I think the solvers are fantastic and produce better results, in terms of speed and scale, than any other method I had used previously, I was solving the DEs using either wolfram or Julia's Differential equations.

OpenModelica is a wonderful piece of software, I just wish it had a better UI, UX and error messages. Wolfram's system modeler offers an excellent experience but it is very expensive.

Recently I have been using Mathworks take on model-based languages, Simscape[1], which is great for my use case, as it integrates the whole MATLAB and simulink ecosystem. It is not modelica compatible, but it is possible to import FMUs created with modelica.

As a final note, I truly wished that Modelica was taught more in engineering and physics degrees.
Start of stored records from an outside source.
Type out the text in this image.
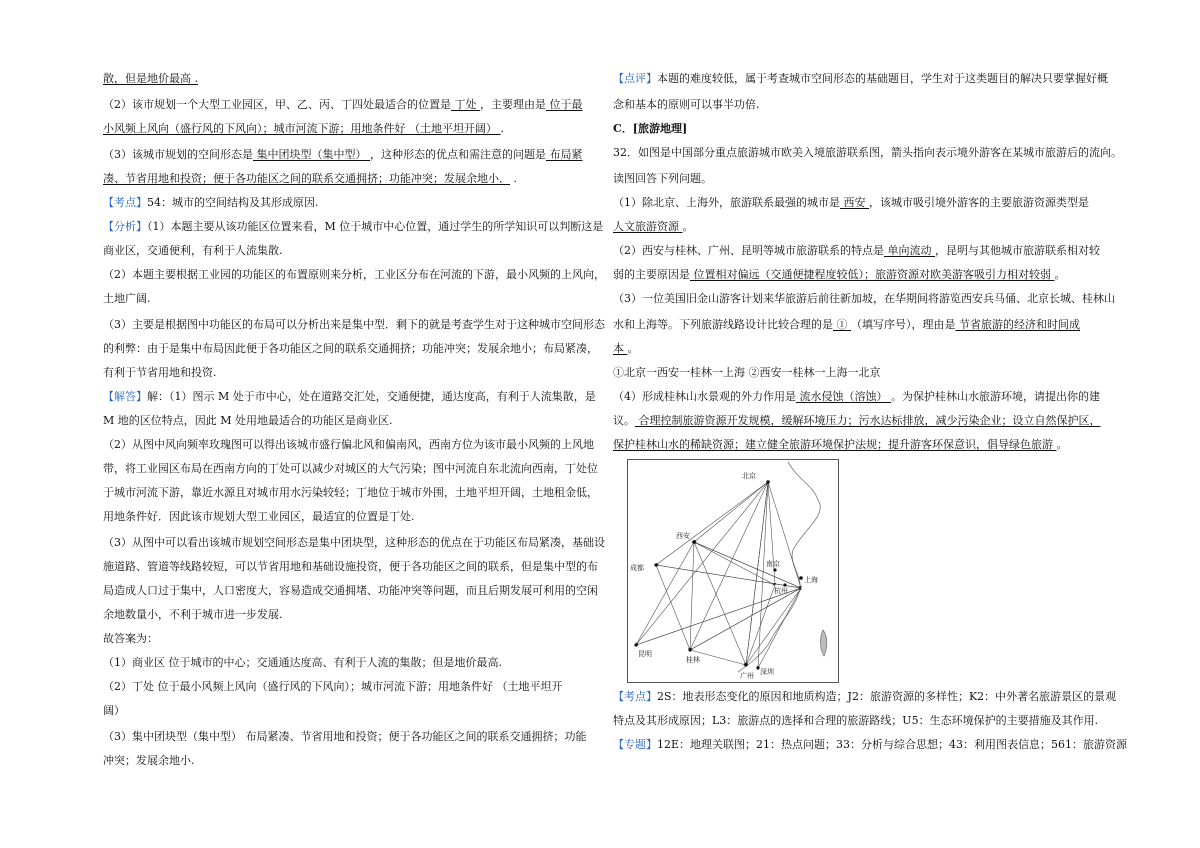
散，但是地价最高 .
（2）该市规划一个大型工业园区，甲、乙、丙、丁四处最适合的位置是 丁处 ，主要理由是 位于最
小风频上风向（盛行风的下风向）；城市河流下游；用地条件好 （土地平坦开阔） .
（3）该城市规划的空间形态是 集中团块型（集中型） ，这种形态的优点和需注意的问题是 布局紧
凑、节省用地和投资；便于各功能区之间的联系交通拥挤；功能冲突；发展余地小． .
【考点】54：城市的空间结构及其形成原因.
【分析】（1）本题主要从该功能区位置来看，M 位于城市中心位置，通过学生的所学知识可以判断这是
商业区，交通便利，有利于人流集散.
（2）本题主要根据工业园的功能区的布置原则来分析，工业区分布在河流的下游，最小风频的上风向，
土地广阔.
（3）主要是根据图中功能区的布局可以分析出来是集中型．剩下的就是考查学生对于这种城市空间形态
的利弊：由于是集中布局因此便于各功能区之间的联系交通拥挤；功能冲突；发展余地小；布局紧凑，
有利于节省用地和投资.
【解答】解：（1）图示 M 处于市中心，处在道路交汇处，交通便捷，通达度高，有利于人流集散，是
M 地的区位特点，因此 M 处用地最适合的功能区是商业区.
（2）从图中风向频率玫瑰图可以得出该城市盛行偏北风和偏南风，西南方位为该市最小风频的上风地
带，将工业园区布局在西南方向的丁处可以减少对城区的大气污染；图中河流自东北流向西南，丁处位
于城市河流下游，靠近水源且对城市用水污染较轻；丁地位于城市外围，土地平坦开阔，土地租金低，
用地条件好．因此该市规划大型工业园区，最适宜的位置是丁处.
（3）从图中可以看出该城市规划空间形态是集中团块型，这种形态的优点在于功能区布局紧凑，基础设
施道路、管道等线路较短，可以节省用地和基础设施投资，便于各功能区之间的联系，但是集中型的布
局造成人口过于集中，人口密度大，容易造成交通拥堵、功能冲突等问题，而且后期发展可利用的空闲
余地数量小，不利于城市进一步发展.
故答案为：
（1）商业区 位于城市的中心；交通通达度高、有利于人流的集散；但是地价最高.
（2）丁处 位于最小风频上风向（盛行风的下风向）；城市河流下游；用地条件好 （土地平坦开
阔）
（3）集中团块型（集中型） 布局紧凑、节省用地和投资；便于各功能区之间的联系交通拥挤；功能
冲突；发展余地小.
【点评】本题的难度较低，属于考查城市空间形态的基础题目，学生对于这类题目的解决只要掌握好概
念和基本的原则可以事半功倍.
C．[旅游地理]
32．如图是中国部分重点旅游城市欧美入境旅游联系图，箭头指向表示境外游客在某城市旅游后的流向。
读图回答下列问题。
（1）除北京、上海外，旅游联系最强的城市是 西安 ，该城市吸引境外游客的主要旅游资源类型是
人文旅游资源 。
（2）西安与桂林、广州、昆明等城市旅游联系的特点是 单向流动 ，昆明与其他城市旅游联系相对较
弱的主要原因是 位置相对偏远（交通便捷程度较低）；旅游资源对欧美游客吸引力相对较弱 。
（3）一位美国旧金山游客计划来华旅游后前往新加坡，在华期间将游览西安兵马俑、北京长城、桂林山
水和上海等。下列旅游线路设计比较合理的是 ① （填写序号），理由是 节省旅游的经济和时间成
本 。
①北京一西安一桂林一上海 ②西安一桂林一上海一北京
（4）形成桂林山水景观的外力作用是 流水侵蚀（溶蚀） 。为保护桂林山水旅游环境，请提出你的建
议。 合理控制旅游资源开发规模，缓解环境压力；污水达标排放，减少污染企业；设立自然保护区，
保护桂林山水的稀缺资源；建立健全旅游环境保护法规；提升游客环保意识，倡导绿色旅游 。
【考点】2S：地表形态变化的原因和地质构造；J2：旅游资源的多样性；K2：中外著名旅游景区的景观
特点及其形成原因；L3：旅游点的选择和合理的旅游路线；U5：生态环境保护的主要措施及其作用.
【专题】12E：地理关联图；21：热点问题；33：分析与综合思想；43：利用图表信息；561：旅游资源
北京
西安
南京
上海
杭州
成都
昆明
桂林
广州 深圳
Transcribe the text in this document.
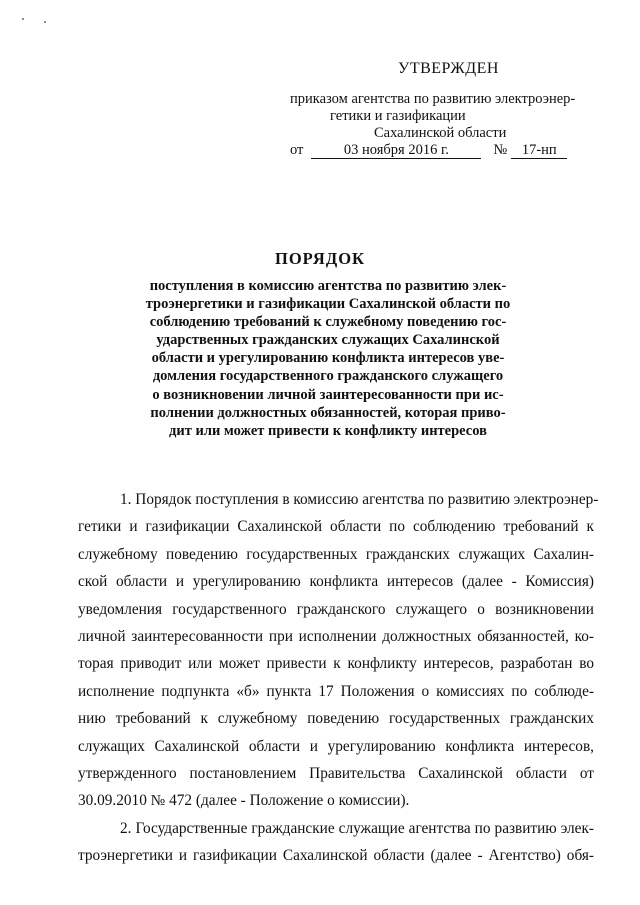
УТВЕРЖДЕН
приказом агентства по развитию электроэнер-
гетики и газификации
Сахалинской области
от	03 ноября 2016 г.	№ 17-нп
ПОРЯДОК
поступления в комиссию агентства по развитию элек-
троэнергетики и газификации Сахалинской области по
соблюдению требований к служебному поведению гос-
ударственных гражданских служащих Сахалинской
области и урегулированию конфликта интересов уве-
домления государственного гражданского служащего
о возникновении личной заинтересованности при ис-
полнении должностных обязанностей, которая приво-
дит или может привести к конфликту интересов
1. Порядок поступления в комиссию агентства по развитию электроэнер-
гетики и газификации Сахалинской области по соблюдению требований к
служебному поведению государственных гражданских служащих Сахалин-
ской области и урегулированию конфликта интересов (далее - Комиссия)
уведомления государственного гражданского служащего о возникновении
личной заинтересованности при исполнении должностных обязанностей, ко-
торая приводит или может привести к конфликту интересов, разработан во
исполнение подпункта «б» пункта 17 Положения о комиссиях по соблюде-
нию требований к служебному поведению государственных гражданских
служащих Сахалинской области и урегулированию конфликта интересов,
утвержденного постановлением Правительства Сахалинской области от
30.09.2010 № 472 (далее - Положение о комиссии).
2. Государственные гражданские служащие агентства по развитию элек-
троэнергетики и газификации Сахалинской области (далее - Агентство) обя-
[1] https://www.mathworks.com/products/simscape.html

1 comments

The secret to Modelica's results here isn't the numerics but the symbolics: they always preprocess the equations to something much simpler to simulate. With Julia we have the https://github.com/SciML/ModelingToolkit.jl to bring the same kind of symbolic-numerics approaches to practice.
Chris, I agree that the symbolic processing is quite important. I've often made the argument that a purely numerical approach just can't compete because of the optimizations and insights that come out of the symbolic analysis will always put it on a better footing (curious to know if you agree). But I'd say another factor in the success of Modelica is the ability to make it approachable by non-programmers. All the graphical aspects, acausal semantics, etc. make it easy to understand for non-programmer engineers as well. This has nothing to do with the results, per se, but is I think a factor in its success.